Evaluating Dynamic Discrimination Performance of Risk Prediction Models for Survival Outcomes

Stat Biosci. 2023 Jul;15(2):353-371. doi: 10.1007/s12561-023-09362-0. Epub 2023 Feb 2.

Abstract

Risk prediction models for survival outcomes are widely applied in medical research to predict future risk for the occurrence of the event. In many clinical studies, the biomarker data are measured repeatedly over time. To facilitate timely disease prognosis and decision making, many dynamic prediction models have been developed and generate predictions on a real-time basis. As a dynamic prediction model updates an individual's risk prediction over time based on new measurements, it is often important to examine how well the model performs at different measurement times and prediction times.
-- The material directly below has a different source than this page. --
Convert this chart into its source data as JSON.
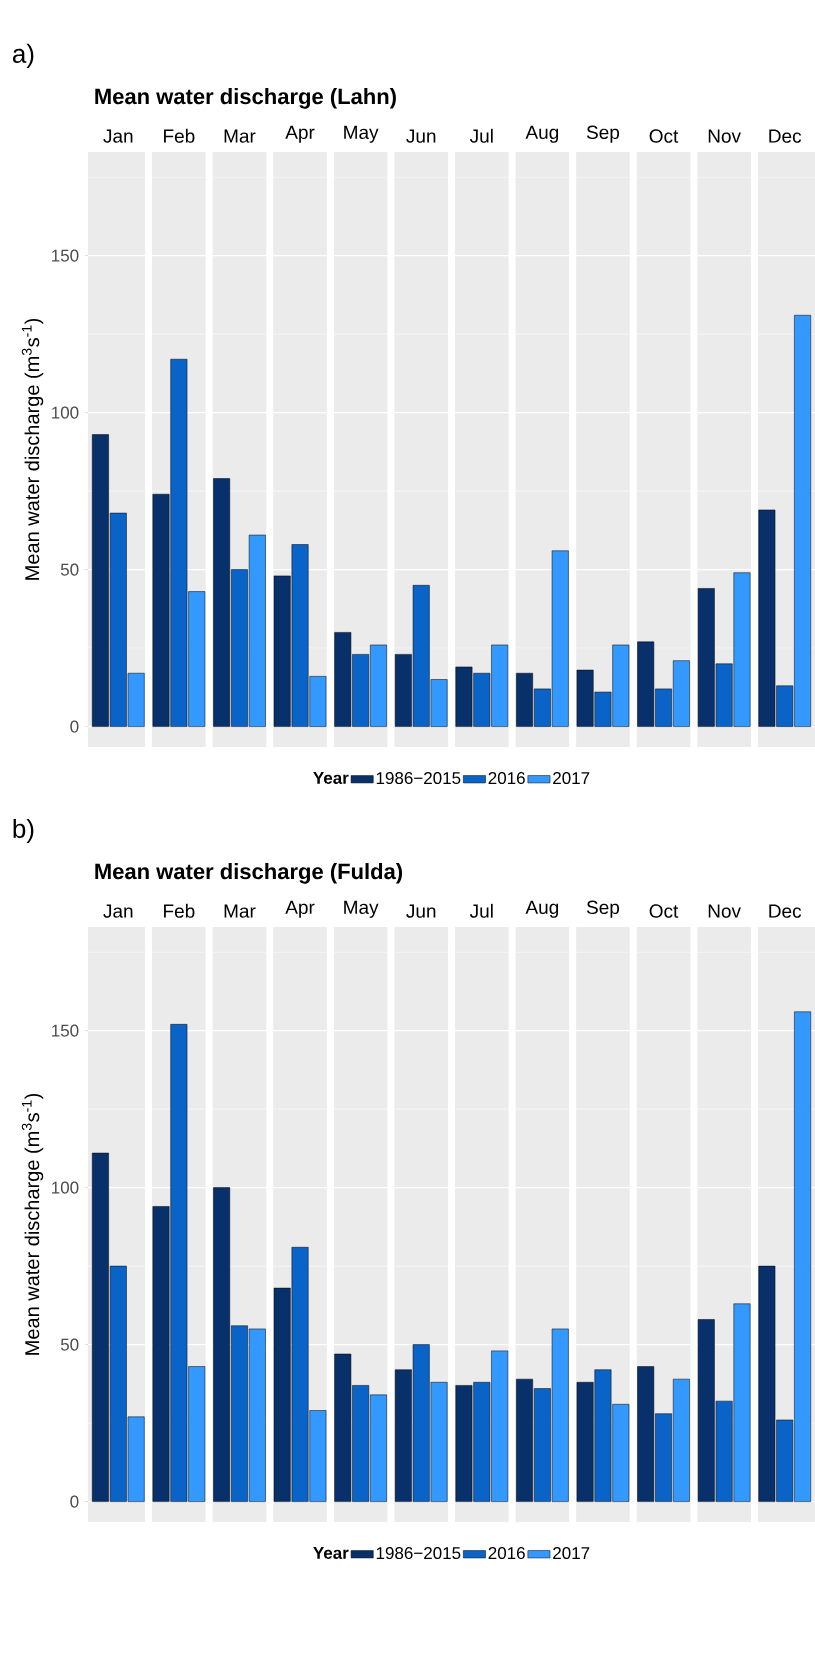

In this article, we propose a two-dimensional area under curve (AUC) measure for dynamic prediction models and develop associated estimation and inference procedures. The estimation procedures are discussed under two types of biomarker measurement schedules: regular visits and irregular visits. The model parameters are estimated effectively by maximizing a pseudo-partial likelihood function. We apply the proposed method to a renal transplantation study to evaluate the discrimination performance of dynamic prediction models based on longitudinal biomarkers for graft failure.

Keywords: Dynamic prediction; Longitudinal biomarkers; Partly conditional survival model; Predictive discrimination; Time-dependent AUC; Validation.